S’agissant de l’Internet des objets, Dr Paul Twomey, CEO et président de l’ICANN, a observé que l’évolution d’Internet vers la communication des objets suscitait beaucoup de discussions en Europe, alors que d’une part, l’Internet est déjà utilisé par les constructeurs aéronautiques, pour assurer le suivi des pièces embarquées dans les avions, ou par d’autres industriels pour contrôler leur chaîne d’approvisionnement, et d’autre part, la technologie sous-jacente est commune à l’Internet des objets et à l’Internet des personnes.

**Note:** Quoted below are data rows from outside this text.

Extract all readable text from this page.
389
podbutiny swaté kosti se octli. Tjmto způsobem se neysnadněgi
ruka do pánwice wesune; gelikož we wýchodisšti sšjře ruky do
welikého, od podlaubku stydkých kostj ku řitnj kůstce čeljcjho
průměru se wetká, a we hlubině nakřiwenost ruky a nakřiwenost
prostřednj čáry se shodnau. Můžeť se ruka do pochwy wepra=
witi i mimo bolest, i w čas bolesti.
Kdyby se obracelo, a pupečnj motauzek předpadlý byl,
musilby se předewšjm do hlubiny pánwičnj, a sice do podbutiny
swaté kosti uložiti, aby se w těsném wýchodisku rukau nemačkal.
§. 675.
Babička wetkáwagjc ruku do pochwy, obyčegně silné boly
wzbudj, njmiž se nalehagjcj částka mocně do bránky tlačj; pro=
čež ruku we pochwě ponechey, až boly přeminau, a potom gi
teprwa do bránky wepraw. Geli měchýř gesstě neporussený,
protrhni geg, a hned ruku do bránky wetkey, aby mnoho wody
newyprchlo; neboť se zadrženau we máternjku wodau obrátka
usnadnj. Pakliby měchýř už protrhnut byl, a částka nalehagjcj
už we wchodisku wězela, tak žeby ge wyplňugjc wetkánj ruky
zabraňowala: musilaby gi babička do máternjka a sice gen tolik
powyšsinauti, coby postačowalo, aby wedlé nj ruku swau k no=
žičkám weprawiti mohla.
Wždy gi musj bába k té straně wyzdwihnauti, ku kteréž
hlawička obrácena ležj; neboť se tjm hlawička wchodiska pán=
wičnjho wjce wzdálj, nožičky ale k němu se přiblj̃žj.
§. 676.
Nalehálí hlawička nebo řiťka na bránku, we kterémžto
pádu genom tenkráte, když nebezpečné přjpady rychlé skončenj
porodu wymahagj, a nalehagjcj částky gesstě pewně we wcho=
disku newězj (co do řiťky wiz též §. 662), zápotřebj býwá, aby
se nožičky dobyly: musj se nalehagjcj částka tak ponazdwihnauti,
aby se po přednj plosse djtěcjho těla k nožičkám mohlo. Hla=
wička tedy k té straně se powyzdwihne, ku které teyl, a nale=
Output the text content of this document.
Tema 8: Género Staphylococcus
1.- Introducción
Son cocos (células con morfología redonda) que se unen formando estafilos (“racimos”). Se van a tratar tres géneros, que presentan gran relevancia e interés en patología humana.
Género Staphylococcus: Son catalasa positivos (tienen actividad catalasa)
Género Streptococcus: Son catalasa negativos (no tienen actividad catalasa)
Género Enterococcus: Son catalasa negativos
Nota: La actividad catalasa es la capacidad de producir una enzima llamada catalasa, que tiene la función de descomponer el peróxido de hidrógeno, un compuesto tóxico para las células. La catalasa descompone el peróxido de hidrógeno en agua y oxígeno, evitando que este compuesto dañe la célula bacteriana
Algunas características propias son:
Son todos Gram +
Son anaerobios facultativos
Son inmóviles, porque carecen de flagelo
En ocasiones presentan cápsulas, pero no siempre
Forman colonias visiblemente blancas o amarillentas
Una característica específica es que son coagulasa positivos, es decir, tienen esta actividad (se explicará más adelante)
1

Abordant la question du déséquilibre entre les États, M. Peter Dengate Thrush a souligné que la plupart d’entre eux étaient impliqués, notamment grâce aux codes des pays et au sein du comité consultatif des gouvernements, 120 à 130 organisations de consommateurs étant par ailleurs associées. Différentes nationalités sont, en outre, représentées parmi les membres de l’ICANN, comme au sein de son conseil d’administration. Par ailleurs, l’ICANN a pris diverses initiatives pour encourager les pays où Internet n’est pas bien implanté à travailler avec elle ; en particulier, un programme de bourses bénéficiant aux pays en développement a été mis en place.

Á une question posée sur la capacité de l’ONU à prendre en charge la régulation de l’Internet, M. Roberto Gaetano, vice-président du Board de l’ICANN, a répondu que l’infrastructure technologique de l’Internet était très originale et reposait sur une plateforme distribuée où tous les acteurs se coordonnent de façon concertée. La gouvernance de l’Internet s’inspire des mêmes principes, sans aucune centralisation, faisant coopérer toutes les parties prenantes, utilisateurs, entreprises, opérateurs, société civile, distributeurs d’adresses, pour rechercher le consensus qui donne la légitimité au système. Cette procédure est une garantie pour que l’Internet fonctionne et qu’il fonctionne dans l’intérêt de tous.

M. Jean-Jacques Subrenat, directeur du Board, a rappelé que la mission de l’ICANN était de nature technique, mais que l’extension du réseau et le développement de l’Internet suscitaient diverses revendications en matière de gouvernance. Si une évolution institutionnelle n’est pas exclue dans le futur, les exigences concernant la gouvernance devraient être prises en charge par les structures actuelles, notamment à partir de septembre 2009.

M. Peter Dengate Thrush, après avoir rappelé le rôle joué par le gouvernement des Etats-Unis dans le développement et le financement de l’Internet, comme dans la création de l’ICANN, a indiqué que le document contractuel liant celle-ci au gouvernement américain arriverait à échéance en septembre 2009, et que des discussions étaient engagées au sein de communauté Internet pour examiner les évolutions qui s’ensuivraient. Parallèlement, l’ICANN négocie avec le gouvernement américain et VeriSign pour transférer à l’ICANN une partie des compétences techniques exercées par VeriSign sur les serveurs racines.

M. Claude Birraux, député, président, après avoir remercié les représentants de l’ICANN et de l’AFNIC, a souligné la nécessité d’associer les parlementaires des différents États aux réflexions de l’ICANN et à la gouvernance d’Internet, afin de donner une légitimité démocratique aux décisions prises.